All right, I admit it: I was wrong about the Brooklyn Cyclones and the Staten Island Yankees. I was wrong to insist that New Yorkers would never turn out to see minor leaguers-and entry-level minor leaguers at that. Isn’t this a city, I argued, that demands only the best? Isn’t this the major-league city of all time? Don’t New Yorkers enjoy looking down at those hardscrabble, provincial so-called cities that take unseemly pride in their ramshackle little stadiums and their bus-riding, payroll-challenged Single A teams?
The notion of minor-league baseball in New York sounded like a classic contradiction in terms. The minor leagues, New Yorkers are taught to believe, are good enough for, well, the minor leagues-for Syracuse and Rochester, Williamsport and Scranton, Providence and Pawtucket, Richmond and Norfolk. But here in the Big Apple, only major leaguers need apply, and not all of them get accepted.
So, a couple of years ago, when Rudy Giuliani proposed spending tens of millions in taxpayer money for two minor-league stadiums-one by the St. George Ferry on Staten Island, the other in Coney Island-I (and others) suggested that a Mayoral visit to one of the city’s better mental-health-care facilities might be in order. It was bad enough, I wrote, that the then Mayor thought New Yorkers would turn out to see ballplayers who aren’t rich and famous, but if he really went through with this nutty plan, couldn’t these nice young men play on one of the city’s several fine college ball fields, or maybe at the fabled Parade Grounds in Brooklyn? After all, these facilities could be renovated to seat, oh, 2,000 or so people-and, really, wouldn’t that be more than satisfactory?
Guess again, pal.
On the very day that major leaguers moved a step closer to collective suicide by setting a strike deadline of Aug. 30, I paid my first visit to Keyspan Park in Coney Island, home of the Brooklyn Cyclones. The home team, which is affiliated with the Mets organization, was playing an outfit from the Hudson Valley called the Renegades. The announced attendance was a shade less than 8,700-in a ballpark whose official capacity is 7,500. There was no need to call the Fire Department, though, because the aisles were clear, and most of the overflow was in standing-room areas, the party deck, and other nooks and crannies.
The Cyclones won, but the result really was beside the point. For 40 bucks, our four-member clan had second-row, field-level seats behind the Renegades’ dugout. This not only enabled us to share intimacies with the visitors, but gave us a fine view of the fans who danced on the dugout roof between innings. I haven’t had so much fun at a ballpark since last Labor Day, when I inspected the Staten Island Yankees’ stadium with its spectacular view of the downtown skyline. It was the last time my wife and kids saw the Twin Towers.
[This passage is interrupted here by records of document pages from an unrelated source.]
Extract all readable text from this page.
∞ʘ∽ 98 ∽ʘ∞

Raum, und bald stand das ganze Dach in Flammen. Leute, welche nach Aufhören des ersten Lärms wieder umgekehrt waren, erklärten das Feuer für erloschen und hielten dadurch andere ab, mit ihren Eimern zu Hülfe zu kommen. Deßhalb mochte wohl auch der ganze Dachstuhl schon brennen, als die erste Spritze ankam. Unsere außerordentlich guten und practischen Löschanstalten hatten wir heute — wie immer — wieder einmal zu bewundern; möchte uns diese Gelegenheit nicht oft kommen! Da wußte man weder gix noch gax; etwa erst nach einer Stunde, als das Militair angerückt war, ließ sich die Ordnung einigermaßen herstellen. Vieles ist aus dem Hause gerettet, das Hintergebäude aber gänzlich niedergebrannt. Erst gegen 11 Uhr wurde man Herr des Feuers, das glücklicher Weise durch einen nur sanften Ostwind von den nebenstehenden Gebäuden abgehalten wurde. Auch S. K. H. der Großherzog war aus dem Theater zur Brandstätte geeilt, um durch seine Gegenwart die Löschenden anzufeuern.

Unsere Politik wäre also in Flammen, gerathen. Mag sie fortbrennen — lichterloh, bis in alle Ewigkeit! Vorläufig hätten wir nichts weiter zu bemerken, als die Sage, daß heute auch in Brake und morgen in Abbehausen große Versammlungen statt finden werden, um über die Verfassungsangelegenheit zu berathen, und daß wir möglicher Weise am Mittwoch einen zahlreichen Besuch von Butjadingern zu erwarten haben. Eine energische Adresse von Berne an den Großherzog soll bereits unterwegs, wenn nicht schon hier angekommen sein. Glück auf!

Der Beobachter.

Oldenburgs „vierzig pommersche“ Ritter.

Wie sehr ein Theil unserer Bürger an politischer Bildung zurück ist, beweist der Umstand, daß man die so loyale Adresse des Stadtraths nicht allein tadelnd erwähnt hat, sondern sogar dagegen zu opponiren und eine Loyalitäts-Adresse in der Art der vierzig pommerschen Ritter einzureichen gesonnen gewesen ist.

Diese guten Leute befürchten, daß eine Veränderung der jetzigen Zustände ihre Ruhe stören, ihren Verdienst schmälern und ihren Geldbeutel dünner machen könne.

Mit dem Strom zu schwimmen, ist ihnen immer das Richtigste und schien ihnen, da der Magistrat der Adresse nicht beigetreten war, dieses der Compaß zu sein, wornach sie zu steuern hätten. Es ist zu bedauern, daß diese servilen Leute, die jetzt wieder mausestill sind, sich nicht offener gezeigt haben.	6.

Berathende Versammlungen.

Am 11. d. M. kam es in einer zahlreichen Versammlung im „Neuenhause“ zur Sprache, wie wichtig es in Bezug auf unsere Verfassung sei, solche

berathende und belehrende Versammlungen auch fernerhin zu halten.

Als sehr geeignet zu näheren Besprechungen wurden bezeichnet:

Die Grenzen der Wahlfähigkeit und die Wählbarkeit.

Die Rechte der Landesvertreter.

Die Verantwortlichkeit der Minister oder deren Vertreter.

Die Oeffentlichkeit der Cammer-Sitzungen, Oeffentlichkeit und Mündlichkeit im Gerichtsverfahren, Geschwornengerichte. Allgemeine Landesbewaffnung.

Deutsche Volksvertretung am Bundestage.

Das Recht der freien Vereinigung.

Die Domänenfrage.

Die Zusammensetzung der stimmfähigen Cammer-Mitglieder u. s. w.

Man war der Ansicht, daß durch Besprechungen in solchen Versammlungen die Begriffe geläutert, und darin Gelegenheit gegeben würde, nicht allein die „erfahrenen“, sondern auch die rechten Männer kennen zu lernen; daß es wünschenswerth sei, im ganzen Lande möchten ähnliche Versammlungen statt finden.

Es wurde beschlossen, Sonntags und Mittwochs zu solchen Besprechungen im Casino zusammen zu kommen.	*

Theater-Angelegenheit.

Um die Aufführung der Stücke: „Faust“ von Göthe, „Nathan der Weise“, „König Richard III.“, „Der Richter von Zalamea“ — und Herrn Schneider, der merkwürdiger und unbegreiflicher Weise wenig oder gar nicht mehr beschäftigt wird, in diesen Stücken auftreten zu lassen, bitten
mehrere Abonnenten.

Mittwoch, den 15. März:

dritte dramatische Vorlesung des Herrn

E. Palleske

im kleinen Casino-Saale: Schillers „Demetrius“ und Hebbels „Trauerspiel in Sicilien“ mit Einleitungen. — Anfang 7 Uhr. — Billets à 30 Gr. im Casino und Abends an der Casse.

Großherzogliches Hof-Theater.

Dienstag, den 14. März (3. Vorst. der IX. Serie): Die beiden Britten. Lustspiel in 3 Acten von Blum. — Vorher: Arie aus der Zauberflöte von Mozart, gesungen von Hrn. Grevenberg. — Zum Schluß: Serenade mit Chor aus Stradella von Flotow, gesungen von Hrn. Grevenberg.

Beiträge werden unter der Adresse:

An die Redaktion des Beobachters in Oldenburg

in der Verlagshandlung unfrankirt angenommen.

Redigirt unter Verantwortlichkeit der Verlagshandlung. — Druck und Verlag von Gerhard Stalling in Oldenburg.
The boom in minor-league baseball during the 1990’s is well-chronicled and needs no repeating here. What is astonishing, at least to these tired eyes, is that New Yorkers have embraced their minor leaguers with such enthusiasm. In a city with all kinds of world-class entertainment options, the Cyclones are drawing an average of more than 8,000 fans per home date, according to New York–Penn League statistics. Staten Island draws a little less, about 5,000 per game. “The fans have made this a success,” said David Campanaro, the Cyclones’ media-relations manager. “In Brooklyn, you have people who remember the Dodgers, or people whose relatives told them about the Dodgers. They are a part of our fan base.” That was pretty clear on the night of Aug. 16, as gray-haired fans sat next to their grandkids and talked about the old days.
But the appeal of the Cyclones, and of minor-league teams in general, goes beyond mere nostalgia. At a time when the major-league game seems greedy, vulgar, self-absorbed and nearly unaffordable for an average family, teams like the Cyclones are aggressively fan- and family-friendly. “That’s one of the things we focus on-families and kids,” said Mr. Campanaro. “If you’re 9 or 10 years old, you may not always be as interested in what’s going on on the field as you are the overall atmosphere of the game. That’s what we bring out.” They do it with kiddy races between innings and T-shirt giveaways and athletes who are more than happy to sign autographs.
You still could make the argument that the stadiums, with their combined price tag of more than $100 million (thanks to the expense of removing toxic waste at the Staten Island site), were overpriced. But on one fine late August evening in Coney Island, it would have been awfully hard to say that it was a waste of money.